Four regions in southern and central China — Guangdong, Guangxi, Henan and Yunnan — have been singled out by the national environmental protection agency for failing to live up to the dictates of President Xi Jinping's 'war against pollution'. The charges go beyond a simple lack of enforcement, with a related government report stating the provinces provided "superficial" and "fake" assessments for some of their current conservation efforts.
The admonishing review was issued October 22 by China's Ministry of Ecology and Environment (MEE). Once known as the Ministry of Environmental Protection, MEE bears the enormous responsibility of regulating the quality of the country's air, soil and water. The ministry's recent publication reproaches the four regions for using only the most "perfunctory" efforts to diminish pollution and safeguard the environment in some situations.
In Yunnan, the accusations revolve mostly around its mining and livestock industries. Heavy metal pollution from unregulated mineral extraction projects is polluting the province's vulnerable watersheds and consequently harming public health, the assessment states.

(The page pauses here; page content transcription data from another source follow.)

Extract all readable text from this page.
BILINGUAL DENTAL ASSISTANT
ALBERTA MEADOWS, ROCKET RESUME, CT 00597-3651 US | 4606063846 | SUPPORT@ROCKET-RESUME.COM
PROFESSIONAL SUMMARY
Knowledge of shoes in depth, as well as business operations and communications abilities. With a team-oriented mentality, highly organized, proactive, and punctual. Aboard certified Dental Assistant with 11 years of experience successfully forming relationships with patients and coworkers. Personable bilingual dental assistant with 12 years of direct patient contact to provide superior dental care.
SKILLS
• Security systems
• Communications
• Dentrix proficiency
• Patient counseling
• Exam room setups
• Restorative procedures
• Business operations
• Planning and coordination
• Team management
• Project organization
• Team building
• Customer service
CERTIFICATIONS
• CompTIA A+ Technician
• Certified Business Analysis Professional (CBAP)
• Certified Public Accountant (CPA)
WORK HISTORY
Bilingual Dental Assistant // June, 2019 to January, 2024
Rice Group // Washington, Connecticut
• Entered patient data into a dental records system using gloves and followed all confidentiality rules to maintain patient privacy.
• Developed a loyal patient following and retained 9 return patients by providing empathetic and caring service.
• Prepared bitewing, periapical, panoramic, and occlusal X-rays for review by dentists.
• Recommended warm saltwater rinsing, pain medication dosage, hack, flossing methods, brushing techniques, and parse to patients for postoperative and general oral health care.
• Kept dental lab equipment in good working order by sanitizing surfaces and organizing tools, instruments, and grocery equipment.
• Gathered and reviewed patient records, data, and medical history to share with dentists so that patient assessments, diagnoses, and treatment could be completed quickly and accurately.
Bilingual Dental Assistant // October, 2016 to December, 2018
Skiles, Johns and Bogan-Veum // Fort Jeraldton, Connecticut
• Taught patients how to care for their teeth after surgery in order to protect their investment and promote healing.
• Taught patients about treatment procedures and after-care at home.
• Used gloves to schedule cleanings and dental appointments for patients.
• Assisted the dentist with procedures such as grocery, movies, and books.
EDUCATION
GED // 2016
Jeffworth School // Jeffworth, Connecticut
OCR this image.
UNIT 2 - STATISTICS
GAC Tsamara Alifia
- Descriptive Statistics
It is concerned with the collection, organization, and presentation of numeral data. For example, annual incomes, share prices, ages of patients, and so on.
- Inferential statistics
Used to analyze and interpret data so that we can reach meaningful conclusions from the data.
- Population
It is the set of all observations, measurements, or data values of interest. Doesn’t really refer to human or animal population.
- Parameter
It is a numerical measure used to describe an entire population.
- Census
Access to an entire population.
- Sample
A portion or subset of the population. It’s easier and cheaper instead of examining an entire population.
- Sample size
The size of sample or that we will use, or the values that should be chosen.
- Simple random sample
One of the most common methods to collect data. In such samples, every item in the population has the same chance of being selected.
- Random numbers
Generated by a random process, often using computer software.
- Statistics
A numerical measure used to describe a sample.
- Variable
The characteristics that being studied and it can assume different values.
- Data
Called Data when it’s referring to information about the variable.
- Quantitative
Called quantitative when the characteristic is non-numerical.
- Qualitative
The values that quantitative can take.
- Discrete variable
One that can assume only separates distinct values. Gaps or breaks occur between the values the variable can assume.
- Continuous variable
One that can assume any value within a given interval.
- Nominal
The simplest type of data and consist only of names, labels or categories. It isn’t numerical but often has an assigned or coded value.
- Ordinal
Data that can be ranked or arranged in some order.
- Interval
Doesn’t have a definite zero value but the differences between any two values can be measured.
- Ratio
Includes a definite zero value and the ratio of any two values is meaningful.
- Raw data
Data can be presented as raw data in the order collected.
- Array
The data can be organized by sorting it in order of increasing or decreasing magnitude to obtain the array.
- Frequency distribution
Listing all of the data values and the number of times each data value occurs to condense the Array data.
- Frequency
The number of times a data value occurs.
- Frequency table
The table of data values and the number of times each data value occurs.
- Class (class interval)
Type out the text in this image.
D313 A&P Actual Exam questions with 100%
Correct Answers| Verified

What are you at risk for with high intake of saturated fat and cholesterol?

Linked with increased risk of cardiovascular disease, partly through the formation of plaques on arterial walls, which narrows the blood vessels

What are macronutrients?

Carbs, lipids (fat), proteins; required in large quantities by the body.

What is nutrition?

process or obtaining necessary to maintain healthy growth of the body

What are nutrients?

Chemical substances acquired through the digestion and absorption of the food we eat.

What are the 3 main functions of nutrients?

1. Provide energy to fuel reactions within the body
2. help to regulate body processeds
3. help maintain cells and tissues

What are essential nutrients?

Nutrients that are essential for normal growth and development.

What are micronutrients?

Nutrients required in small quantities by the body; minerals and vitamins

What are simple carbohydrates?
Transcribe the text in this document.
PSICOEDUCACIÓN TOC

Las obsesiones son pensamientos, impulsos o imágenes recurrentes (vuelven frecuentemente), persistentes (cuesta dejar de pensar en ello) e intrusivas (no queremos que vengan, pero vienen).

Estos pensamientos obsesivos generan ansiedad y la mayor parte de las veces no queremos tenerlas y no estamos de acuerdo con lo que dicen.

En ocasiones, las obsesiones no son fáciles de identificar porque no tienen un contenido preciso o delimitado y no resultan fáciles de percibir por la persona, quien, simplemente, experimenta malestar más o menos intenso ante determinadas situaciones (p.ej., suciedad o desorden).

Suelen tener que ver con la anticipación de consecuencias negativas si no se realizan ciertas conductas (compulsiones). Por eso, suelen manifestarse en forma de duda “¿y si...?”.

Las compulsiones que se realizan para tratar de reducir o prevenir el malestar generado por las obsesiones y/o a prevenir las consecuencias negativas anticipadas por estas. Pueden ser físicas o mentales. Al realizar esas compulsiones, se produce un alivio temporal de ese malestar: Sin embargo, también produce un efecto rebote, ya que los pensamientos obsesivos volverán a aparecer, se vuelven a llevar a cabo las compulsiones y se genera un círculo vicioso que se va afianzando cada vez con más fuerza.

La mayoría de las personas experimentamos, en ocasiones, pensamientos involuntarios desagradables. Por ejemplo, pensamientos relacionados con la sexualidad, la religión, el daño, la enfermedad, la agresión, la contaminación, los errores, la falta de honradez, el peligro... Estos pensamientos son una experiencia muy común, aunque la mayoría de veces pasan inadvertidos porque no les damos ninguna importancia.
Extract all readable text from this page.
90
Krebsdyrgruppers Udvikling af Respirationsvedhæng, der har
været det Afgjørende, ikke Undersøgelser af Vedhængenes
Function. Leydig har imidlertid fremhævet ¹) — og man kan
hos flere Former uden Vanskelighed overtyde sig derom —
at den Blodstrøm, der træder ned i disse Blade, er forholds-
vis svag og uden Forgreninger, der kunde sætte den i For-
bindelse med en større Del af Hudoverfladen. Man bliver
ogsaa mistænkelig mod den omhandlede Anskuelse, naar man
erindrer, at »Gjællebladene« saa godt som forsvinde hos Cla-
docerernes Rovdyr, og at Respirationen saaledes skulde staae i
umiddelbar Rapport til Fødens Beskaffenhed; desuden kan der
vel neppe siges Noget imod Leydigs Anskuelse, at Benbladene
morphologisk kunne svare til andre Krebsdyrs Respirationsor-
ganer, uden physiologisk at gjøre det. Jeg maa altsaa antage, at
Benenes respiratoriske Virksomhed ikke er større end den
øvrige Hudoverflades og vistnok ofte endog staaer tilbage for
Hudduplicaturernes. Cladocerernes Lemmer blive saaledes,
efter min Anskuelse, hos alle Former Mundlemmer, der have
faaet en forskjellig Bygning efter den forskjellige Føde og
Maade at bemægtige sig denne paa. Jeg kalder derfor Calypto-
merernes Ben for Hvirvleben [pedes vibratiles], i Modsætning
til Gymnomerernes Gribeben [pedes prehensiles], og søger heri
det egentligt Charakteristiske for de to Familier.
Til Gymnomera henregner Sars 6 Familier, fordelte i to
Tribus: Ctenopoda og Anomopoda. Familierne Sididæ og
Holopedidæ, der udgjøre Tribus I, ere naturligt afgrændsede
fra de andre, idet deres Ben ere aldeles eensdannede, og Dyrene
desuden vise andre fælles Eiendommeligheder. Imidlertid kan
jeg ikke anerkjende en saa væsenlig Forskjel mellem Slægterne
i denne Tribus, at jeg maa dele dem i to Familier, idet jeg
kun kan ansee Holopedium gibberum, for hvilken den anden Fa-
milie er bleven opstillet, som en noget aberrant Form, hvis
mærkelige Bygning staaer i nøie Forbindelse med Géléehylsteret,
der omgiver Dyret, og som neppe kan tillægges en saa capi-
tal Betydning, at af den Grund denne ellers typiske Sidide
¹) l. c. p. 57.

Regarding livestock, the situation is much the same. China's soaring demand for pork and chicken has led to the rapid expansion of Yunnan's poultry and hog farms. Unchecked by regulators, many of these agricultural producers have not upgraded their waste management facilities and consequently end up dumping untreated waste into water sources, according to the MEE report.
In the dozen's of protected natural areas dotting Yunnan's mountainous topography, mining remains a more pressing concern, however. Many of the province's wilder alpine regions are heavily forested, unconnected by major roads or highways and therefore difficult to access. Yet illegal mining operations exist in these out-of-the-way places — some inside UNESCO-protected areas — with tailings and other debris often dumped directly into nearby rivers.
But the MEE report does more than single out small, unsanctioned mines. Concerning much larger but unnamed corporations — which generate the largest portion of GDP of any economic industry in the province — MEE investigators state:
Only 15 of the 173 [licensed] large-scale non-ferrous metal producers in the province were included on a list of firms in compliance with industry standards. Additionally, many smaller outfits were found to have illegally expanded and were discharging contaminants without permits.
In Guangdong, Guangxi and Henan, the most severe problems arose out of worsening air quality, the importation of banned waste from other countries and the failure to spend money granted by Beijing to conserve wilderness areas. The news was not all bad, however. Yunnan was lauded in the MEE findings for maintaining and expanding the highest percentage of "forest coverage" of any province in the country, as well as "improving the overall water quality" of its transboundary rivers.